After two years on her own, “it’s going too well, I’m scared I’m going to wake up and this is all in my head”.
A wall in Murphy’s studio boasts a large landscape painted by his father. Other walls are covered in cubist cartoons created by his son. Laka, too, had art under her own skin before she started putting it into others’: her uncle is Don Laka, the jazz musician.

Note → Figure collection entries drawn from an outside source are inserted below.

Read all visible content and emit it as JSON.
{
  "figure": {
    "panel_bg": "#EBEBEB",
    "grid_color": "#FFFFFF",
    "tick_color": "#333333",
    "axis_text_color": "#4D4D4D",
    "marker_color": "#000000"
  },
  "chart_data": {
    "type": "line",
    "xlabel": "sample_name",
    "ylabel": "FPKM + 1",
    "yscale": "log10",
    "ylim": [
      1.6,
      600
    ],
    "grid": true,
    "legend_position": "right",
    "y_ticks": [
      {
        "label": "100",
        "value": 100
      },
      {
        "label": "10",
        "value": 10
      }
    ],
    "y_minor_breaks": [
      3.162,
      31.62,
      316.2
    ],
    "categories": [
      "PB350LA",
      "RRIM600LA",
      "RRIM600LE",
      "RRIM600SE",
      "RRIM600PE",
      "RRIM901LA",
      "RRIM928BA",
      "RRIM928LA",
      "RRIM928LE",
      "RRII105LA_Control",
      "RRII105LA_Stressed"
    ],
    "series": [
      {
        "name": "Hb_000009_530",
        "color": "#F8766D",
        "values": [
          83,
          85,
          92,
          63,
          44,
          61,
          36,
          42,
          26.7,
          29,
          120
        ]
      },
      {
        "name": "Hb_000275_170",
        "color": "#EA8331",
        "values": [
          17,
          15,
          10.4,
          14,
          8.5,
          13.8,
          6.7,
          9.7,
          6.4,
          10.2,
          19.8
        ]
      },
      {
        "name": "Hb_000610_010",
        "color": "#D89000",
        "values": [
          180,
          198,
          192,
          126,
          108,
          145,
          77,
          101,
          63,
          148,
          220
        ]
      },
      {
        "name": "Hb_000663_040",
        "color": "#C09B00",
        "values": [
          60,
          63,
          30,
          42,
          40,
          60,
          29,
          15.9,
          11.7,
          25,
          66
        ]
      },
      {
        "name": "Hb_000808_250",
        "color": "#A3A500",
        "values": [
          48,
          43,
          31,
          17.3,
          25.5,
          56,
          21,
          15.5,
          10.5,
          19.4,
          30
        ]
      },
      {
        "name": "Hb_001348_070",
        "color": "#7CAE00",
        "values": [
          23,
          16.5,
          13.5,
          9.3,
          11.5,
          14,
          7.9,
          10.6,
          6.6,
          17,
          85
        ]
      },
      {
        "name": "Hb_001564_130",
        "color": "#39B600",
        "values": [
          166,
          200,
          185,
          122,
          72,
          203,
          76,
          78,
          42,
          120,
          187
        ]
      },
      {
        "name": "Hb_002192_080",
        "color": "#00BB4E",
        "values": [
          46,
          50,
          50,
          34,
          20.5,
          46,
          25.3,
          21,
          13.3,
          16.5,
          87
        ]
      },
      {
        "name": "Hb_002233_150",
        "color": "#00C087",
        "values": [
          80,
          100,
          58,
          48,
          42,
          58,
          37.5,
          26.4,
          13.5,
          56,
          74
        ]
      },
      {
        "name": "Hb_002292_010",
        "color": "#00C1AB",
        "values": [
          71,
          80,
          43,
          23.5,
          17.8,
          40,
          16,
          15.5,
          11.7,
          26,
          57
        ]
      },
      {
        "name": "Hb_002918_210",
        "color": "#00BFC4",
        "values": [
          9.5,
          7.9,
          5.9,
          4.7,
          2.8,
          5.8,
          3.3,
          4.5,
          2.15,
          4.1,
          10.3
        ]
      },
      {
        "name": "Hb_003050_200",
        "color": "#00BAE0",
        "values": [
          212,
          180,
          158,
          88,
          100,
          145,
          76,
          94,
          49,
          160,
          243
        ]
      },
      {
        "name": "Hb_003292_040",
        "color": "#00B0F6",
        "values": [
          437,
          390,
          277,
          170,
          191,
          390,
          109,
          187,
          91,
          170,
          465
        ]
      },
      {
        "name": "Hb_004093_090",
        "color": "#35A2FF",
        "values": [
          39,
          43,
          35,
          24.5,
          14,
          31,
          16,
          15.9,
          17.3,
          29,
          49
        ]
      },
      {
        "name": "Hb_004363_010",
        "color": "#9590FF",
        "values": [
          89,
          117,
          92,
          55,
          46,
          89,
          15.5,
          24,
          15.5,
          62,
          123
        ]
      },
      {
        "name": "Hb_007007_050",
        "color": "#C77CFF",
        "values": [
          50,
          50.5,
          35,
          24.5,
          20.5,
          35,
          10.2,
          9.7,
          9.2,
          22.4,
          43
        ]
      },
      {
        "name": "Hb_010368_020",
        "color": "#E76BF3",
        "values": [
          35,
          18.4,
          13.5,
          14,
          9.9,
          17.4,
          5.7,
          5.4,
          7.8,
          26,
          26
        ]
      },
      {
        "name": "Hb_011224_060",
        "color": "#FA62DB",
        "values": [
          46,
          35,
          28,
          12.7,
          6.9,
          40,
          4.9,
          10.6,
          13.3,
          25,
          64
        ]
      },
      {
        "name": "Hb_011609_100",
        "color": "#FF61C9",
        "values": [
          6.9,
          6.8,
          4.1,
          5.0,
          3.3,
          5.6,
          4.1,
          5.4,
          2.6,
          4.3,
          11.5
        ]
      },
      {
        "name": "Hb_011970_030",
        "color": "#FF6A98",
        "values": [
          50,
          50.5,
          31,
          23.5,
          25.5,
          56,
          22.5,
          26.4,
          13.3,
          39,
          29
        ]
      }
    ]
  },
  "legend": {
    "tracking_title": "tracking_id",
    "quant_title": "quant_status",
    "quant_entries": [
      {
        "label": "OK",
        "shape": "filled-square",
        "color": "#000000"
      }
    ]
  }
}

As much separates Murphy and Laka as unites them. They are of different races and genders, they have taken contrasting routes to get to where they are, and it’s difficult to imagine someone as demure and decent as Laka climbing a fence with a view to breaking into a building and spraypainting a wall, however artfully. It is just as hard to think of Murphy – who has submitted himself to being tattooed by gangsters, prison style – indulging too many middle class tendencies.
But, as we spoke, a well-scrubbed, designer dressed young couple in the waiting area of Murphy’s studio who wanted their infant son’s name etched on them had hit a snag. They hadn’t quite decided on a second name. So the needle had to wait while they made up their minds.
A call to Laka to set up her interview sparked an alarming response: “Can’t really talk now. I’ve got blood on my gloves.”
All in a day’s work for those who sell the power of truth and lies.